Three interesting People experiences

During the opening band, Heather and I hung out with a group of younger heads. These kids were around 20 and 21. It was so interesting to me talking to these kids... they never got to see Phish (let alone the Dead)... they were looking for drugs I had never even heard of. Made me think back to when I was 20. In 1991, I saw 18 Dead shows and 18 Phish shows. It was probably the best single concert year of my life. And like these kids, drugs were part of the equation: shrooms, acid, whatever. Not every show, but certainly a few. These kids didn't have a care in the world and they were so psyched just to be seeing Trey. Fascinating how different life is at age 20 vs. age 35 :)

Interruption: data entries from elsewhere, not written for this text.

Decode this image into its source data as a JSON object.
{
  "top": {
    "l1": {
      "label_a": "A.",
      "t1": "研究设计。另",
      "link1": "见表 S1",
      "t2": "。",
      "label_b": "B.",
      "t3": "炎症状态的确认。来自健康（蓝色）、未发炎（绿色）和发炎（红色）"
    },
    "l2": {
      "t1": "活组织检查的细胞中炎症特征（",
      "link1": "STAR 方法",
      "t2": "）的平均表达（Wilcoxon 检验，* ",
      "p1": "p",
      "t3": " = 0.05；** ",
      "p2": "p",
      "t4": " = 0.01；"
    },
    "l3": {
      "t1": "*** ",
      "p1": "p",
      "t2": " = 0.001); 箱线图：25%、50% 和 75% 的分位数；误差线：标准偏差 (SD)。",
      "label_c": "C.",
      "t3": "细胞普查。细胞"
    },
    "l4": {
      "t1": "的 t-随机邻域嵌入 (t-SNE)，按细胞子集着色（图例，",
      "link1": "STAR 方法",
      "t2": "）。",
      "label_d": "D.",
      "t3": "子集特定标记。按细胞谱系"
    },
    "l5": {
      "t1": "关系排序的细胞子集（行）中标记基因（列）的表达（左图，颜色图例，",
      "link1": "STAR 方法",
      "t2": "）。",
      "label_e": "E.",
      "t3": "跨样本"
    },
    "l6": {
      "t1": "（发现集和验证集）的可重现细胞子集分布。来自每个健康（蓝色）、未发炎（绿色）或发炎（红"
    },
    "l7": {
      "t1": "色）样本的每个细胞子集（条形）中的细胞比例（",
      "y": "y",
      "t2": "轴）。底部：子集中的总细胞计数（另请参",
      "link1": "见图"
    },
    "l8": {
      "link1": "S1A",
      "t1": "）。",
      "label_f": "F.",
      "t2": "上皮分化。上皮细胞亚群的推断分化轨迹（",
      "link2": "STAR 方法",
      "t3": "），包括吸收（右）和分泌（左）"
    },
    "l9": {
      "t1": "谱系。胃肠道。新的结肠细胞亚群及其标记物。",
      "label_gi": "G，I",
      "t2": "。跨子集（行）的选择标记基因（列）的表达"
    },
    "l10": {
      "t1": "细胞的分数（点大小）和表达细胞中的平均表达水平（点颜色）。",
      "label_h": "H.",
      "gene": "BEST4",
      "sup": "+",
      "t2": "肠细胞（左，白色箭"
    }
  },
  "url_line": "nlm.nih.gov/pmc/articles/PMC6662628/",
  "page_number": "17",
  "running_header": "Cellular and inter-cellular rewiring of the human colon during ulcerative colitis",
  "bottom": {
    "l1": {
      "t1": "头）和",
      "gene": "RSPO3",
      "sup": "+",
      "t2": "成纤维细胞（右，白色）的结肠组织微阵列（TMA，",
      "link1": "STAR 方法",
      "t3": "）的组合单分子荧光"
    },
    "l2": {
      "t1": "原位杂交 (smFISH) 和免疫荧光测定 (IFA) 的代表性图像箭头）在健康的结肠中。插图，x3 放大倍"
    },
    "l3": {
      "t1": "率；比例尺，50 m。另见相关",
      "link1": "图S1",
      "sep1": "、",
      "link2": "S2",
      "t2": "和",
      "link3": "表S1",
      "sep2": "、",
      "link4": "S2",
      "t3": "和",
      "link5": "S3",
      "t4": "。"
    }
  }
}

Heather went up to find her seat, while I stayed down on the main level chatting with these heads. When I went upstairs, I bumped into someone in the balcony lobby I couldn't believe was there. I had to do a triple take, but yes, it was Adam Bosworth. Some computer types are Phish heads, but I couldn't believe Adam was one of them -- if he were, I'm sure we would have connected on the musical level during our overlap at BEA. He was with a small group of folks who looked like old school deadheads. Some of them had been seeing Phish since Phish's first or second tour in California. Turns out this was indeed Adam's first Phish/Trey experience. I'm very curious what he thought of the show and how much of it he actually remembered. :) Care to comment, Adam?

Lastly, a couple sections to our right, Chris Kuroda was doing the lights. For the first time in years, I couldn't bust his balls about the Eagles beating up on the G-men. It's always good to re-connect with folks from the early days. Chris did a great job and seemed to be having fun -- especially on the dead tunes.